The authors presented works in accordance with the stated goals of this Special Issue, fitting the development of their research to the specified thematic areas. At the same time, all of the pulished works, including both reviews and experimental studies, stood out in terms of the originality, novelty, and practical significance of the data provided.

Despite their diversity, all of the articles in this Special Issue can be roughly divided into two main blocks. The first consists of a number of works devoted to tackling the negative impacts of heavy metals (Contributions 1–4), as well as arsenic (Contribution 5), in aquatic and soil environments.
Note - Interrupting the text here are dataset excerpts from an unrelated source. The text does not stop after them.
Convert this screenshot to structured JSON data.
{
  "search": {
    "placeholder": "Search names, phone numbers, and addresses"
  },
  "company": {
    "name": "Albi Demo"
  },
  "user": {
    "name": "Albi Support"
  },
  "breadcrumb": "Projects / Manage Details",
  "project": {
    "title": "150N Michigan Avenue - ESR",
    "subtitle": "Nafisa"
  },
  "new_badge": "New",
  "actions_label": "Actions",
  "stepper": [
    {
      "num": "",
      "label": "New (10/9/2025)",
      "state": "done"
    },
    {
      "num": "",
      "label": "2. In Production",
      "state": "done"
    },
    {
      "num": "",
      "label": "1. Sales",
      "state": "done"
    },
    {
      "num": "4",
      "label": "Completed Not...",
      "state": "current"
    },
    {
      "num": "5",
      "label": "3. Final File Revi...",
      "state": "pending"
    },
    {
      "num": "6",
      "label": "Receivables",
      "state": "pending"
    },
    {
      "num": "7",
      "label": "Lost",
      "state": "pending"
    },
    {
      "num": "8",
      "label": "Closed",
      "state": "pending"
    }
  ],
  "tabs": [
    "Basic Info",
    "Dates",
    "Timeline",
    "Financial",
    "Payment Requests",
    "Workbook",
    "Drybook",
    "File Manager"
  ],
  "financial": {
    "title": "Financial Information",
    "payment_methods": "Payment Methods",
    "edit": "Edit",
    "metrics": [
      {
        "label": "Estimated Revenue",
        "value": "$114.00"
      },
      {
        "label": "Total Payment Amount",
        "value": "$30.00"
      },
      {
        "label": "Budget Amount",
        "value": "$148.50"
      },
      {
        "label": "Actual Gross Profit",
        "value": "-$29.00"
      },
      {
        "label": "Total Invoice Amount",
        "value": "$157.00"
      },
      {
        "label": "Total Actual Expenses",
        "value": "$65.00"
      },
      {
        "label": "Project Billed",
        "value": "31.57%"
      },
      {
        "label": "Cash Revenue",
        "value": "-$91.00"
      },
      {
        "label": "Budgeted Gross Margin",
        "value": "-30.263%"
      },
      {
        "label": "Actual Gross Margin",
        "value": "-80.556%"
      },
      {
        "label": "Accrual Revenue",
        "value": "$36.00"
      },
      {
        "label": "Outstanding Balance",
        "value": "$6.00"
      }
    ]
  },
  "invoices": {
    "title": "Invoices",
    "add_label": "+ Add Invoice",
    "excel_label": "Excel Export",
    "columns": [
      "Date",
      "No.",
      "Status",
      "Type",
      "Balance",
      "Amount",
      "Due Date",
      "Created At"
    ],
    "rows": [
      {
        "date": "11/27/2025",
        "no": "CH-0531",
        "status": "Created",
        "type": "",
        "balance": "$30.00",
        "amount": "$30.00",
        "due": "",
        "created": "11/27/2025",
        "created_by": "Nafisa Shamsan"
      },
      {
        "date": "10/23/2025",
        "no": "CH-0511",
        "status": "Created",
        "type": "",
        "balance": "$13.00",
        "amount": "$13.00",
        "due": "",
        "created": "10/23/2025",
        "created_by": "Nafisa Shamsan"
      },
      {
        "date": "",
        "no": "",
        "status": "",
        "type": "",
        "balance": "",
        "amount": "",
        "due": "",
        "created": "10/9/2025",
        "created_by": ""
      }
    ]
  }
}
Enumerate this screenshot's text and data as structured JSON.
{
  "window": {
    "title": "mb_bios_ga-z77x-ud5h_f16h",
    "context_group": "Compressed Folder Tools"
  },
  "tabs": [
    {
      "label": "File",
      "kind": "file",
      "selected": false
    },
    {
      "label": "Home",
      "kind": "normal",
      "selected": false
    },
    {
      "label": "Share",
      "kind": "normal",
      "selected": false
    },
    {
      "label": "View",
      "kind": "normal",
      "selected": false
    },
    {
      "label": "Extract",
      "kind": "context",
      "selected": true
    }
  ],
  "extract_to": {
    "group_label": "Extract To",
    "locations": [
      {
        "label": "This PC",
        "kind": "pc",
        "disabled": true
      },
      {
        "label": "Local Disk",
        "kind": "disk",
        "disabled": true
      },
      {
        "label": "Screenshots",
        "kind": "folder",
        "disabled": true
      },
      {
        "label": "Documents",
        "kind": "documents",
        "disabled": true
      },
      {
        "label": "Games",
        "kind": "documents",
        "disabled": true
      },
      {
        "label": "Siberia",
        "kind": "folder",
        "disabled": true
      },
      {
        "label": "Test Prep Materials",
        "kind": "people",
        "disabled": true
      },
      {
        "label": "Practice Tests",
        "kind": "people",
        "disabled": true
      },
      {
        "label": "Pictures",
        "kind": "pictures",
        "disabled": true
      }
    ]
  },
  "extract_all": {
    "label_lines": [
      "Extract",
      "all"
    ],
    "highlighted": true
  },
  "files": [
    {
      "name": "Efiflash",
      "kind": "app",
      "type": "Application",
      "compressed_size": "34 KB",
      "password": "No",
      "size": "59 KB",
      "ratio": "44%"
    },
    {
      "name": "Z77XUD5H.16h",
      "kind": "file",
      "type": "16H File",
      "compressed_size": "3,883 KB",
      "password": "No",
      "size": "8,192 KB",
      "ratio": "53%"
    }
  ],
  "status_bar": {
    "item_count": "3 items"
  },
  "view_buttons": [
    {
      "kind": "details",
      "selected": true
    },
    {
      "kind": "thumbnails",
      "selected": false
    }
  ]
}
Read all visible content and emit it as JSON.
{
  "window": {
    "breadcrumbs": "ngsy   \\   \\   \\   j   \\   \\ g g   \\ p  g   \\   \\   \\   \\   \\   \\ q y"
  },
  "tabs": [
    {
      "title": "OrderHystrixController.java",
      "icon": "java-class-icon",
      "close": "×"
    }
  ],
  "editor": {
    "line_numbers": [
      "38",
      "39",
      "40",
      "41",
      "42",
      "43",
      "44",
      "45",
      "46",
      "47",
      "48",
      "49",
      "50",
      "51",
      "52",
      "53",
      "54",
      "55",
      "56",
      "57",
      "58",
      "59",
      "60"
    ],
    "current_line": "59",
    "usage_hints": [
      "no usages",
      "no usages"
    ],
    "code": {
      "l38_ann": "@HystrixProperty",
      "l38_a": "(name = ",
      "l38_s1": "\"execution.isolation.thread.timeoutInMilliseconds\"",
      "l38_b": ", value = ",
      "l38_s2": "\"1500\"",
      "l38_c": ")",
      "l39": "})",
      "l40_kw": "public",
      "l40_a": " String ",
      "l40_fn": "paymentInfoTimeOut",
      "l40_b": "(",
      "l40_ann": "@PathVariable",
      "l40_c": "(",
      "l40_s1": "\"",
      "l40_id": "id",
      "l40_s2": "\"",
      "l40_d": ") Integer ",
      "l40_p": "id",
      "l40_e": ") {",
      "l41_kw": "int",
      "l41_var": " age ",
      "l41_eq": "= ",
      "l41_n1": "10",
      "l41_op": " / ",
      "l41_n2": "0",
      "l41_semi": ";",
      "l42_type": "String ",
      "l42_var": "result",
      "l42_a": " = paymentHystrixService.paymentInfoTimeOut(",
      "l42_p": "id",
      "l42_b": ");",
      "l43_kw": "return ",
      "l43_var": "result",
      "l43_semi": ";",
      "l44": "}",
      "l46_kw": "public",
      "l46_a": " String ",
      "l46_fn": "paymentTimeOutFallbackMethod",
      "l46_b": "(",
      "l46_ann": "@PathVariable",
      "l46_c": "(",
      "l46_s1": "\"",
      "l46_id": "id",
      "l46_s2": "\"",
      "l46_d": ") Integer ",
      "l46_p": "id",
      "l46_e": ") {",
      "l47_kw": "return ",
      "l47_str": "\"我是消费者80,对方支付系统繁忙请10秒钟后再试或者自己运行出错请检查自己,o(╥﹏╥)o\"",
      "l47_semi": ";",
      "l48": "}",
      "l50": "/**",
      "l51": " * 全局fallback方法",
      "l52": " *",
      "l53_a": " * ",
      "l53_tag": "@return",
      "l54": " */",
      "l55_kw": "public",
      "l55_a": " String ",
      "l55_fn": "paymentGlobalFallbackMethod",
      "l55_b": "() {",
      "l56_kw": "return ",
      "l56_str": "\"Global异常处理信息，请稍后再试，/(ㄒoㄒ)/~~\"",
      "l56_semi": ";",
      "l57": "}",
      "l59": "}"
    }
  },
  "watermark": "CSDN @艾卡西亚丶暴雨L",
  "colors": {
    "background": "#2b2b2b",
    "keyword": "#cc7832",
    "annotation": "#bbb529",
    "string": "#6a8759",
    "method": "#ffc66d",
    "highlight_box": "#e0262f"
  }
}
The authors of these studies found that there are both bacterial and fungal cultures capable of demonstrating high resistance to the presence of chromium, cadmium, lead, zinc, cobalt, and arsenic.

The strains of microorganisms identified by the authors appeared capable not only of accumulating biomass in the presence of these pollutants, but also of participating in processes such as metal reduction, the stabilization of insoluble inorganic and organic phosphorus, and the biosynthesis of siderophores and indole-3-acetic acid, which promote plant growth, including of plants growing in areas with metal-contaminated soils. The authors established that the additional use of biochar (Contribution 3), which can be obtained from the processing of animal wastes [2], as well as additional phytoremediation (Contribution 4), contribute to the treatment of highly polluted wastewater, particularly water resulting from leather production, and large-scale soil restoration at mining sites. The demonstrated results provide economically feasible and environmentally sustainable solutions based on the potential of the applied microorganisms.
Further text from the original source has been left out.